Обнявшись, мы медленно шли по дорожке зоопарка. Народу было немного. Стайка ребятишек застыла возле зебры, еще несколько кидали крошки от булок через забор и глубокий ров двум бурым медвежатам. Редкие взрослые homo sapiens, идущие нам навстречу, задерживали на нас взгляды, проходя мимо, а потом оборачивались - я видела. Что ж, мы, наверное, неплохо смотрелись вместе…

Какой-то пожилой мужчина, наклонился к уху своей спутницы - седой женщины, похожей на строгую учительницу, - и тихонько сказал:

- Смотри, какая красивая пара…

Та внимательно посмотрела на нас и так же негромко ответила:

- Хищная какая-то… Как будто из-за решеток вышла…

Что за черт! Я не могла их слышать - они были далеко, слишком далеко, их голоса не могли достать до нас, но… Я же слышала!.. Я скосила глаза на своего красавца - он равнодушно смотрел в другую сторону и явно ничего не слышал. Я вздрогнула и остановилась.

- Ты что, Рыжик? - почувствовав сопротивление напрягшегося под его рукой моего "станка", спросил он.

- Ничего, - пробормотала я, тряхнула головой, глянула на него снизу вверх и попросила: - Пойдем к нашим.

- Нашим? - недоуменно нахмурился он. - К каким на…

- К хищникам, - быстро сказала я.

- А-а, - усмехнулся он. - Ты себя к ним приписала? Что ж, пошли…

(он не слышал… Конечно, он не мог слышать ту парочку, и я… Я тоже не могла услышать! Что за глюки?..)

Минут через пять мы стояли перед просторным вольером с волками. Два поджарых светло-серых зверя медленно повернули головы и уставились на нас. Очень похожи на больших собак, на овчарок, но… Не собаки. Другие. Совсем другие. У собак, даже самых злобных, не бывает таких глаз, да у этих - вовсе и не злые, а просто…

Чужие.

Собачьи глаза видят человека и все время как будто просят, или хотя бы спрашивают его о чем-то, а эти… Эти - не спрашивают, а взвешивают. Они видят объект и решают, что с ним делать.

Чужие. Совсем чужие…

- Знаешь, что самое поганое в нашей системе? - негромким, каким-то глухим и… сдавленным голосом спросил он.
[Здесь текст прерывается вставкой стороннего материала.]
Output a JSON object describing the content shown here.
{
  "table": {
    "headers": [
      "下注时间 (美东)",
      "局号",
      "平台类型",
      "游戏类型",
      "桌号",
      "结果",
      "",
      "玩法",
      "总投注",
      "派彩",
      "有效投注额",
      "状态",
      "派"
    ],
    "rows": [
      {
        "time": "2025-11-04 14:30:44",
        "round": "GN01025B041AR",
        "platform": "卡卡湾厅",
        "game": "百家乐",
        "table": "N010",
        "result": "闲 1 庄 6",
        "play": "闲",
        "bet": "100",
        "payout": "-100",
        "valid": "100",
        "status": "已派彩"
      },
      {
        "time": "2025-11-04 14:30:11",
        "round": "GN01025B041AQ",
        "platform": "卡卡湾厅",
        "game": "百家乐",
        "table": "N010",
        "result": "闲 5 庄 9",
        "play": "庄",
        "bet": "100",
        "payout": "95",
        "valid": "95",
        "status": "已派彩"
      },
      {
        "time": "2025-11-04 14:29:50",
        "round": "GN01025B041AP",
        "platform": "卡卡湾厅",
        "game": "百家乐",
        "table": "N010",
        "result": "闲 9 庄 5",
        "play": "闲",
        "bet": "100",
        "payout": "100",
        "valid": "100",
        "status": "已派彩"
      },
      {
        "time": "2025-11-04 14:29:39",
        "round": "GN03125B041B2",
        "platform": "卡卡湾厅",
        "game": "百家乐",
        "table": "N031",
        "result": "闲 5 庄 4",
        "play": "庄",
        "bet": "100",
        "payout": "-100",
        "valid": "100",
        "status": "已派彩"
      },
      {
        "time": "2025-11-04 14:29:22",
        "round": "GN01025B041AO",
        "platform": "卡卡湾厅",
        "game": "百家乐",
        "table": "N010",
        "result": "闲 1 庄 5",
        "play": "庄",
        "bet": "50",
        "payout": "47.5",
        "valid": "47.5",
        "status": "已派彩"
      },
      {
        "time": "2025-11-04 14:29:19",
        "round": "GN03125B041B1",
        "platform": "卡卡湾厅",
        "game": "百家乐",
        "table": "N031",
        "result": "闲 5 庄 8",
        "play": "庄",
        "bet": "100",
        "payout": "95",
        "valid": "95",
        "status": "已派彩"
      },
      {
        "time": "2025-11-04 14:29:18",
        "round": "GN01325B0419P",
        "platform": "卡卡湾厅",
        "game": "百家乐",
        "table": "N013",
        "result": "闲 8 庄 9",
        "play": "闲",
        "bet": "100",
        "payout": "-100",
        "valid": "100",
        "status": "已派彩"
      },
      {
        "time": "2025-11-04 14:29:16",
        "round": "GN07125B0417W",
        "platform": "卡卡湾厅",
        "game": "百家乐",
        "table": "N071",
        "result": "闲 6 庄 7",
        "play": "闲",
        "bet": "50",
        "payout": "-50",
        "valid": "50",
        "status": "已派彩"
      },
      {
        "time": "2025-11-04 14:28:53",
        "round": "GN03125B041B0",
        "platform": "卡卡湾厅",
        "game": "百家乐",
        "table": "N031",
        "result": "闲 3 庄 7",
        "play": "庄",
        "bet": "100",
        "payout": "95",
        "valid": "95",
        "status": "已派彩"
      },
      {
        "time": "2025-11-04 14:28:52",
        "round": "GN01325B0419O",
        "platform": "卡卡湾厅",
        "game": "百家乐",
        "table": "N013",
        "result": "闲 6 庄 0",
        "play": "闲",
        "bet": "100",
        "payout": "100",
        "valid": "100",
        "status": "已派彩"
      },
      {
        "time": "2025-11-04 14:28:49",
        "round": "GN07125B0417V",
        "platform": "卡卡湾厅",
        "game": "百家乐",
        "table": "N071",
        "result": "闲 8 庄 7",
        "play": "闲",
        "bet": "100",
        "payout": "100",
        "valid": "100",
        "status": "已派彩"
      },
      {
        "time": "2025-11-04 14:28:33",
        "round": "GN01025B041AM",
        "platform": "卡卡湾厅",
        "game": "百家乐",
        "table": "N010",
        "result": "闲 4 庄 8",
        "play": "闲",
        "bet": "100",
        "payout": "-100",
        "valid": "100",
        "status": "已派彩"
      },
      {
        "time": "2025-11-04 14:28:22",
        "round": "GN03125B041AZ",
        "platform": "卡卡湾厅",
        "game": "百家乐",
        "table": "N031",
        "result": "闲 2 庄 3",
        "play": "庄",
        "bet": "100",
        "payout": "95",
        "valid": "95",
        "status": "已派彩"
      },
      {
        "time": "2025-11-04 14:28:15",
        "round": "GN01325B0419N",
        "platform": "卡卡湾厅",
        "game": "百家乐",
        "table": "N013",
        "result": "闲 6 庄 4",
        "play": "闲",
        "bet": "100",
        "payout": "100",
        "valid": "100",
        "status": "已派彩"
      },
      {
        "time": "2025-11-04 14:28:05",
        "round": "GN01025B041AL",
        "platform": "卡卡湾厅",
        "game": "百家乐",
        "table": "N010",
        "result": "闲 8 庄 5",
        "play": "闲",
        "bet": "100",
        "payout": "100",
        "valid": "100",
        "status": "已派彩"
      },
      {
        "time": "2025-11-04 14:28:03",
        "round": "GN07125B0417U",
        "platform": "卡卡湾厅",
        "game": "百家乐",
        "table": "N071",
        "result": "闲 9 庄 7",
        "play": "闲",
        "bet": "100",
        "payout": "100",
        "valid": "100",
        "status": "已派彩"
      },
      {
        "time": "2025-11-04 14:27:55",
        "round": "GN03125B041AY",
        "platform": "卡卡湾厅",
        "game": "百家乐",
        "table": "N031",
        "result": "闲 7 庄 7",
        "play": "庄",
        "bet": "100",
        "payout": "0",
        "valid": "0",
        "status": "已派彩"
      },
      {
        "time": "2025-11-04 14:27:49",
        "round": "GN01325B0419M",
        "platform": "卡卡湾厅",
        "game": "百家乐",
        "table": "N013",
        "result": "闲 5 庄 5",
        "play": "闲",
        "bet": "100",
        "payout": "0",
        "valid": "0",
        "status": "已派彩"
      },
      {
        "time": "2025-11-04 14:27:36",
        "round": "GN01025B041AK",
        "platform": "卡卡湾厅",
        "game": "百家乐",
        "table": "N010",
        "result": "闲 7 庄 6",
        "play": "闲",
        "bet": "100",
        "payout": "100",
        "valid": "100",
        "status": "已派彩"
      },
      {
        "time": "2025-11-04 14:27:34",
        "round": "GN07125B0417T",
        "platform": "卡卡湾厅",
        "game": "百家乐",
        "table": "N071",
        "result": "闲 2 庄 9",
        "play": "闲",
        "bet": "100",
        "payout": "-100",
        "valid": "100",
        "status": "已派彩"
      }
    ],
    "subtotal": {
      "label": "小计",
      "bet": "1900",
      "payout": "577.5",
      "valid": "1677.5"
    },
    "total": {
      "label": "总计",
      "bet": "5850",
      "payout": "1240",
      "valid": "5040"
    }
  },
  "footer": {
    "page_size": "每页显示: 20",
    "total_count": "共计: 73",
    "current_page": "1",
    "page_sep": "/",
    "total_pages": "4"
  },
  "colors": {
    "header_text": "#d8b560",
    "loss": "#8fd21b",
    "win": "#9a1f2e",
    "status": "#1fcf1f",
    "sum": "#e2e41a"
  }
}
- Что? - не отводя глаз от холодных звериных зрачков, пробормотала я.

- Лицемерие. Hypocrisy… Не понимаешь? - он вздохнул и повернулся ко мне. - Посмотри на них - canis lupus, волк… Посмотри внимательно, разве он притворяется кем-то другим? Разве выдает себя за травоядного? Он есть то, что он есть, и всем своим видом честно предупреждает тебя об этом. И стоит тем, кого он жрет, кто рожден его жертвой, увидеть его, они сразу понимают это, и потому… Все честно.

- Ну, это ты у зайца спроси - для зайца-то это вряд ли честно, - усмехнулась я и оторвала, наконец, взгляд от немигающих круглых глаз canis lupus.

- Кого волнует мнение зайца, - холодно и равнодушно бросил он. - Это честно. Это… Правильно. Они не притворяются, не завлекают обманом. Ты спросила, когда я про отца рассказывал, чем же они отличались от тех - от черных и коричневых? Я сказал, почти ни чем, но… Отличались. Обе системы, конечно, родственные и очень похожи - это многие умы подмечали. Но те хоть не притворялись. И видом своим - формами эсэсовскими, молниями на рукавах, - и всей пропагандой прямо говорили, что они такое. А эти - всегда в чужие шкуры рядились, всегда… Ну, как если бы этот, - он резко ткнул рукой в сторону прутьев вольера, и зверь за прутьями не вздрогнул, а лишь спокойно проводил взглядом движение руки, - собрал вокруг себя зайцев и стал им… вегетарианство проповедовать.

- Ну да, не притворялись, - покачала я головой. - Миллионы в печах сожгли, а назвали это "окончательным решением"…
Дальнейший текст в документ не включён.